Python multi-threaded crawler crawls mugshots.com + data visualization
Life is short, I use python.
Why do so many people use python these days? Many people say that it's because life is short and python can handle a lot of repetitive and tedious tasks in the world efficiently and easily.
That's really not an unreasonable statement.
But then again, I'd say it's because life is long, and a lot of the tedious and boring things you encounter along the way of this long life are made interesting by python.
main text (as opposed footnotes)
MU is an IT video learning site with many high quality video courses, and I have benefited from them on my learning journey. This time I want to write a crawler to crawl down all the Paid hands-on courses of course information, a visual display of the crawled information, and a brief analysis.
There are many videos on the site, there are free courses, career path courses, project based courses, etc., this time just crawling for information on project based courses.
To be crawled Target information are: course name, category, price, instructor, number of learners, course rating, course link, and course length.
As you can see there are a lot of hands-on courses, all of which are a lot of very interesting projects that fall under a total of 8 broad categories:frontier technology, Front-end Development, Backend Development, Mobile Development, cloud computing& big data, Operations and maintenance testing, databases,UI design。
Crawl ideas It is to first get the links to these 8 tags, then crawl the entry links to all the courses under each category, and finally go to each course's detail page in turn and crawl the data we want.
The initial link url is: https://coding.imooc.com/
Through this link to all the practical course page, press the browser F12 key to view the elements of the page, you can find the css path of all the elements of the page, through the css path first get all the links to the category tabs, and then enter each category page, through the css path to get each course course link, and finally through the course link to enter the details page of each course, as follows, within the details page through the css path will be able to get the information we want.
The chart above has the course name, difficulty, length, number of learners, course rating and price. The image below has the names of the instructors for the course.
Using multi-threaded crawlers can be several times faster than single-threaded crawlers. For operations such as making a request to a website, it can often take some or even a lot of time if it is single-threaded because of the wait time for a response. In contrast, with multi-threading, a request can be made to another link during the waiting time for a particular response, and another request can be made to another link during the waiting time for a response from another link. Ignoring the small time differences between each request, it is possible to think of them as parallel operations with multiple threads going on at the same time, so that the total time spent crawling is greatly reduced.
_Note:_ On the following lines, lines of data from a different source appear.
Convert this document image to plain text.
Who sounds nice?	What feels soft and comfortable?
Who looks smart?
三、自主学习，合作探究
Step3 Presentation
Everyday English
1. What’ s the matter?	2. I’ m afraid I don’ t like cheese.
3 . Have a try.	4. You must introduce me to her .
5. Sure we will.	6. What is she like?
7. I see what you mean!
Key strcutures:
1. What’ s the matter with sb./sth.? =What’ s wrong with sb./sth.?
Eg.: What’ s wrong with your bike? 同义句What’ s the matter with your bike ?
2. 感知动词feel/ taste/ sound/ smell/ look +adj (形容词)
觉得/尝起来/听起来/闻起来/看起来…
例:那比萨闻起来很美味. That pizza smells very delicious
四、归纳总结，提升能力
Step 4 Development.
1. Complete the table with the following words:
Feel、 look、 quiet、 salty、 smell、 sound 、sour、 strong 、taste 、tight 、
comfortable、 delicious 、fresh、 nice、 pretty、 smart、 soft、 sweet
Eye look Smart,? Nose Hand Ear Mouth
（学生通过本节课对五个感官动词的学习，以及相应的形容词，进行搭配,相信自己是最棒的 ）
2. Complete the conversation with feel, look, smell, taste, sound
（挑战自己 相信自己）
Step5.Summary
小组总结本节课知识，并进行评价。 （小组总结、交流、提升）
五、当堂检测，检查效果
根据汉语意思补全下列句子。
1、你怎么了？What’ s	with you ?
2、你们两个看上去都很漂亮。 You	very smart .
The library used for multi-threading is the Thread module under threading. Multiple threads can be created to execute the manipulation errors related to the url request, using these threads as downloaders; while only one thread is needed to extract and store the page data, and this thread can be used as data storage. Data can be transferred between different threads via the queue queue, using the Queue module under the library queue.
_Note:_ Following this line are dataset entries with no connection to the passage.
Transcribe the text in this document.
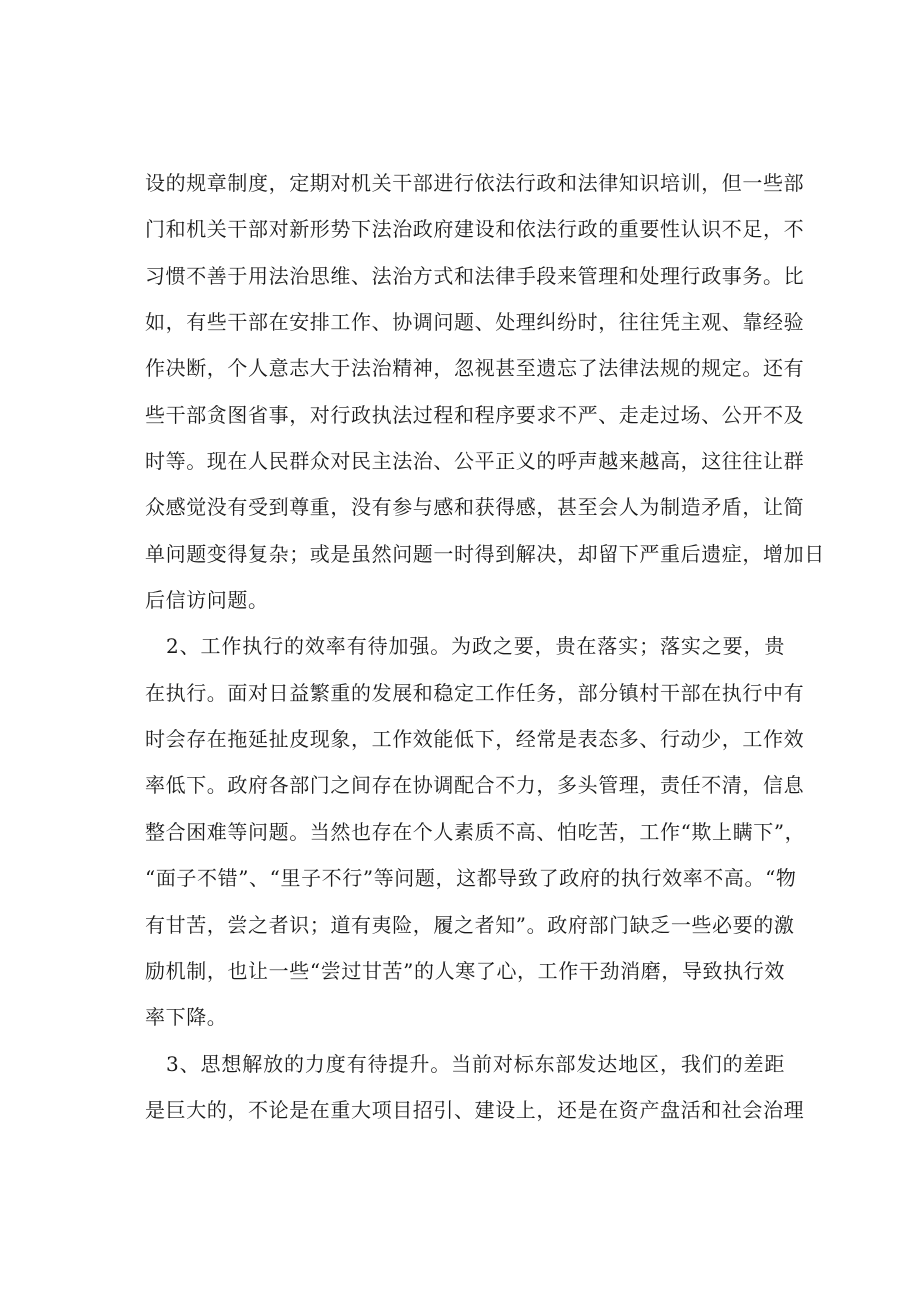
设的规章制度，定期对机关干部进行依法行政和法律知识培训，但一些部
门和机关干部对新形势下法治政府建设和依法行政的重要性认识不足，不
习惯不善于用法治思维、法治方式和法律手段来管理和处理行政事务。比
如，有些干部在安排工作、协调问题、处理纠纷时，往往凭主观、靠经验
作决断，个人意志大于法治精神，忽视甚至遗忘了法律法规的规定。还有
些干部贪图省事，对行政执法过程和程序要求不严、走走过场、公开不及
时等。现在人民群众对民主法治、公平正义的呼声越来越高，这往往让群
众感觉没有受到尊重，没有参与感和获得感，甚至会人为制造矛盾，让简
单问题变得复杂；或是虽然问题一时得到解决，却留下严重后遗症，增加日
后信访问题。
2、工作执行的效率有待加强。为政之要，贵在落实；落实之要，贵
在执行。面对日益繁重的发展和稳定工作任务，部分镇村干部在执行中有
时会存在拖延扯皮现象，工作效能低下，经常是表态多、行动少，工作效
率低下。政府各部门之间存在协调配合不力，多头管理，责任不清，信息
整合困难等问题。当然也存在个人素质不高、怕吃苦，工作“欺上瞒下”，
“面子不错”、“里子不行”等问题，这都导致了政府的执行效率不高。“物
有甘苦，尝之者识；道有夷险，履之者知”。政府部门缺乏一些必要的激
励机制，也让一些“尝过甘苦”的人寒了心，工作干劲消磨，导致执行效
率下降。
3、思想解放的力度有待提升。当前对标东部发达地区，我们的差距
是巨大的，不论是在重大项目招引、建设上，还是在资产盘活和社会治理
There are a dozen or even dozens of courses under each category, so first go to each category page and get all the course links under that page, then you can create a downloader thread for each course link to access its detail page and transfer the returned page data to a memory thread for it to extract the page and get the information we want, and finally store the obtained information in a local csv file.
You can see how it runs.
The following data was crawled to.
The code is placed at the end of the article.
Next the downloaded data is displayed visually.
Rank all hands-on courses by number of learners
And so the nice and beautiful tree diagram was obtained:.
As you can see, the introductory and hands-on WeChat applet course is quite popular, which is right in line with how hot WeChat applets are these days. Some of the classes behind it like vue.js and python for the front end, etc. are also things that are hot in the community right now.
Again, a ranking of the number of courses included by the instructors of the MU online real-world courses is shown.
The instructor with the highest number of courses included is Michael__PK, and we can see what all his courses are. run code
It is possible to show the
His courses are all in the cloud computing big data, and back-end development category, which is also a very hot technology direction right now, I think. Although it is said that this is the age of artificial intelligence, the web development craze has still not faded away and data, which is the basis for training machine learning models, is something that is important in the field of artificial intelligence.
This is followed by a ranking of the number of courses included in each category to see where the number of courses on the MU would be higher, using a pie chart to visualize.
Here is the nice pie chart.
This pie chart can clearly and intuitively see that the practical courses of Muchen are mainly front-end development and back-end development, of course, now there are gradually more courses related to artificial intelligence, I believe that in the future will also catch up with the number of front-end and back-end courses, this point let time to witness it.
Finally posting the code for the crawler section.
Thanks for watching and keep learning.